# My Brute Force isn't getting gas?



## RDWD (May 11, 2009)

My 06 brute force 750 is getting gas from the tank to the carb and then through the splitter but thats it. Its sparking fine and fires a little when i pour a little gas straight in. How can i fix this?


----------



## mississippimud3 (Mar 25, 2009)

Sounds like either a clogged fuel pump or a bad fuel pump altogether.


----------



## RDWD (May 11, 2009)

Well when I pull the fuel line off and try to crank it it spurts out a good bit of gas. Is there any type of valve or something between the carbs and the fuel line.


----------



## phreebsd (Dec 16, 2004)

i kinda agree with mississippimud3. starting to sound like a bad fuel pump.


----------



## KMKjr (Jan 9, 2009)

You need pressure and volume checked. Just getting gas is not enough.


----------



## RDWD (May 11, 2009)

Ok guys thanks for the help. Ill let you know what happens.


----------



## RDWD (May 11, 2009)

I did a little looking around and discovered that a new fuel pump is around $50.00. Should I just go ahead and replace it myself or should I do more to confirm that the pump is actually the problem. I appreciate all the help I have only had this bike for a week and it was running great then out of the blue it just wouldn't crank. Huge bummer.


----------



## phreebsd (Dec 16, 2004)

where did you find a new fuel pump for $50 !?


----------



## RDWD (May 11, 2009)

http://www.cheapestcycleparts.com/p...awasaki.aspx?gclid=CJCRkavwxJoCFRKIxwodjA4irA

Fuel Pump $56.00


----------



## phreebsd (Dec 16, 2004)

weird. the one for mine says 
49040SKU: 49040-0033
PUMP-FUEL1$409.44


----------



## phreebsd (Dec 16, 2004)

omg yer lucky! the one for an 06 IS 56 bucks!


----------



## RDWD (May 11, 2009)

check again because Im looking under the 750i part #SKU: 49040-0005 for a *KVF750A6F Brute Force 750 4x4i (2006)*

and its showing $56. now if that is actually the right part who knows. you know how those web sites can be. Oh wait I just saw yours is an 08. Must be the fuel injection.


----------



## Polaris425 (Dec 16, 2004)

It's not the fuel pump. We pulled the line off where it splits at the carbs, and it spits gas out when you try to start it, SO, I'd say, fuel pump is working........ 

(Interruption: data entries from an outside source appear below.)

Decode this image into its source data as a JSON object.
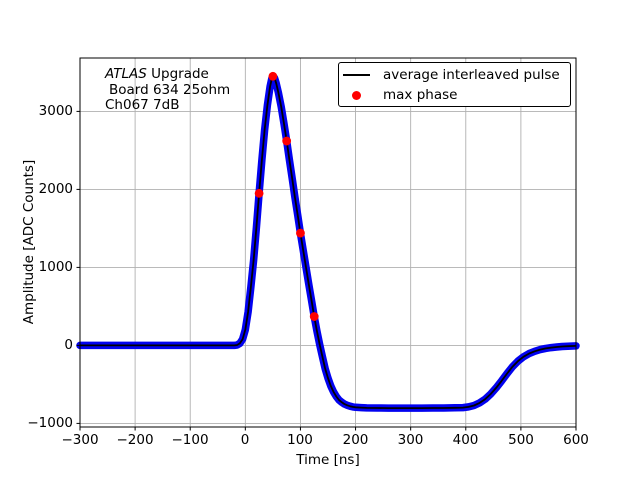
{
  "chart_data": {
    "type": "line",
    "title": "",
    "xlabel": "Time [ns]",
    "ylabel": "Amplitude [ADC Counts]",
    "xlim": [
      -300,
      600
    ],
    "ylim": [
      -1016,
      3663
    ],
    "grid": true,
    "xticks": [
      -300,
      -200,
      -100,
      0,
      100,
      200,
      300,
      400,
      500,
      600
    ],
    "yticks": [
      3000,
      2000,
      1000,
      0,
      -1000
    ],
    "xtick_labels": [
      "−300",
      "−200",
      "−100",
      "0",
      "100",
      "200",
      "300",
      "400",
      "500",
      "600"
    ],
    "ytick_labels": [
      "3000",
      "2000",
      "1000",
      "0",
      "−1000"
    ],
    "annotation": {
      "line1_italic": "ATLAS",
      "line1_rest": " Upgrade",
      "line2": "Board 634 25ohm",
      "line3": "Ch067 7dB"
    },
    "legend": {
      "position": "upper right",
      "items": [
        {
          "sample": "line",
          "color": "#000000",
          "label": "average interleaved pulse"
        },
        {
          "sample": "dot",
          "color": "#ff0000",
          "label": "max phase"
        }
      ]
    },
    "colors": {
      "interleaved_band": "#0202f0",
      "average_line": "#000000",
      "max_phase": "#ff0000",
      "grid": "#b0b0b0"
    },
    "series": [
      {
        "name": "average interleaved pulse",
        "type": "line",
        "color": "#000000",
        "band_color": "#0202f0",
        "points": [
          [
            -300,
            0
          ],
          [
            -250,
            0
          ],
          [
            -200,
            0
          ],
          [
            -150,
            0
          ],
          [
            -100,
            0
          ],
          [
            -50,
            0
          ],
          [
            -30,
            0
          ],
          [
            -20,
            0
          ],
          [
            -15,
            5
          ],
          [
            -10,
            25
          ],
          [
            -5,
            80
          ],
          [
            0,
            200
          ],
          [
            5,
            430
          ],
          [
            10,
            740
          ],
          [
            15,
            1090
          ],
          [
            20,
            1510
          ],
          [
            25,
            1950
          ],
          [
            30,
            2380
          ],
          [
            35,
            2760
          ],
          [
            40,
            3080
          ],
          [
            45,
            3320
          ],
          [
            48,
            3420
          ],
          [
            50,
            3450
          ],
          [
            53,
            3430
          ],
          [
            56,
            3360
          ],
          [
            60,
            3240
          ],
          [
            65,
            3060
          ],
          [
            70,
            2850
          ],
          [
            75,
            2620
          ],
          [
            80,
            2380
          ],
          [
            85,
            2140
          ],
          [
            90,
            1900
          ],
          [
            95,
            1670
          ],
          [
            100,
            1440
          ],
          [
            105,
            1220
          ],
          [
            110,
            1000
          ],
          [
            115,
            790
          ],
          [
            120,
            580
          ],
          [
            125,
            370
          ],
          [
            130,
            180
          ],
          [
            135,
            10
          ],
          [
            140,
            -150
          ],
          [
            145,
            -300
          ],
          [
            150,
            -420
          ],
          [
            155,
            -520
          ],
          [
            160,
            -595
          ],
          [
            165,
            -655
          ],
          [
            170,
            -700
          ],
          [
            175,
            -730
          ],
          [
            180,
            -752
          ],
          [
            185,
            -768
          ],
          [
            190,
            -780
          ],
          [
            195,
            -788
          ],
          [
            200,
            -793
          ],
          [
            210,
            -798
          ],
          [
            220,
            -801
          ],
          [
            240,
            -803
          ],
          [
            260,
            -804
          ],
          [
            280,
            -804
          ],
          [
            300,
            -804
          ],
          [
            320,
            -804
          ],
          [
            340,
            -803
          ],
          [
            360,
            -802
          ],
          [
            380,
            -800
          ],
          [
            395,
            -797
          ],
          [
            405,
            -789
          ],
          [
            415,
            -770
          ],
          [
            425,
            -737
          ],
          [
            435,
            -690
          ],
          [
            445,
            -625
          ],
          [
            455,
            -545
          ],
          [
            465,
            -455
          ],
          [
            475,
            -360
          ],
          [
            485,
            -272
          ],
          [
            495,
            -200
          ],
          [
            505,
            -145
          ],
          [
            515,
            -104
          ],
          [
            525,
            -75
          ],
          [
            535,
            -54
          ],
          [
            545,
            -39
          ],
          [
            555,
            -28
          ],
          [
            565,
            -20
          ],
          [
            575,
            -14
          ],
          [
            585,
            -10
          ],
          [
            600,
            -6
          ]
        ]
      },
      {
        "name": "max phase",
        "type": "scatter",
        "color": "#ff0000",
        "points": [
          [
            25,
            1950
          ],
          [
            50,
            3450
          ],
          [
            75,
            2620
          ],
          [
            100,
            1440
          ],
          [
            125,
            370
          ]
        ]
      }
    ]
  }
}
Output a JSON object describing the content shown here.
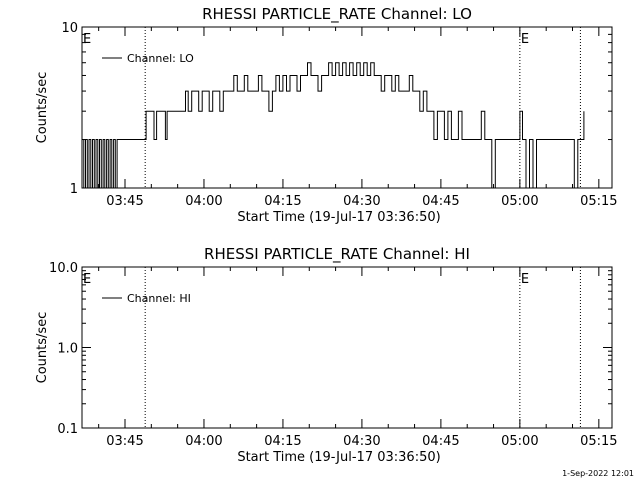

Here's what we talked abotu yesterday, and what I think the problem is, either the line going into the carb, or the needles themselves, are dirty/clogged. He ran it down near out of gas, trash in bottom of tank gets sucked up, clogs up the carbs...


----------



## RDWD (May 11, 2009)

Well we got her going now. It was trash in the carbs thanks to the crappy snorkel (which i didn't install). Im gonna fix the vents tonight and be ready to go. We took the carb assembly off cleaned the bowls and the jets and she fired right up. Thanks to the master skills of Polaris425.


----------



## Polaris425 (Dec 16, 2004)




----------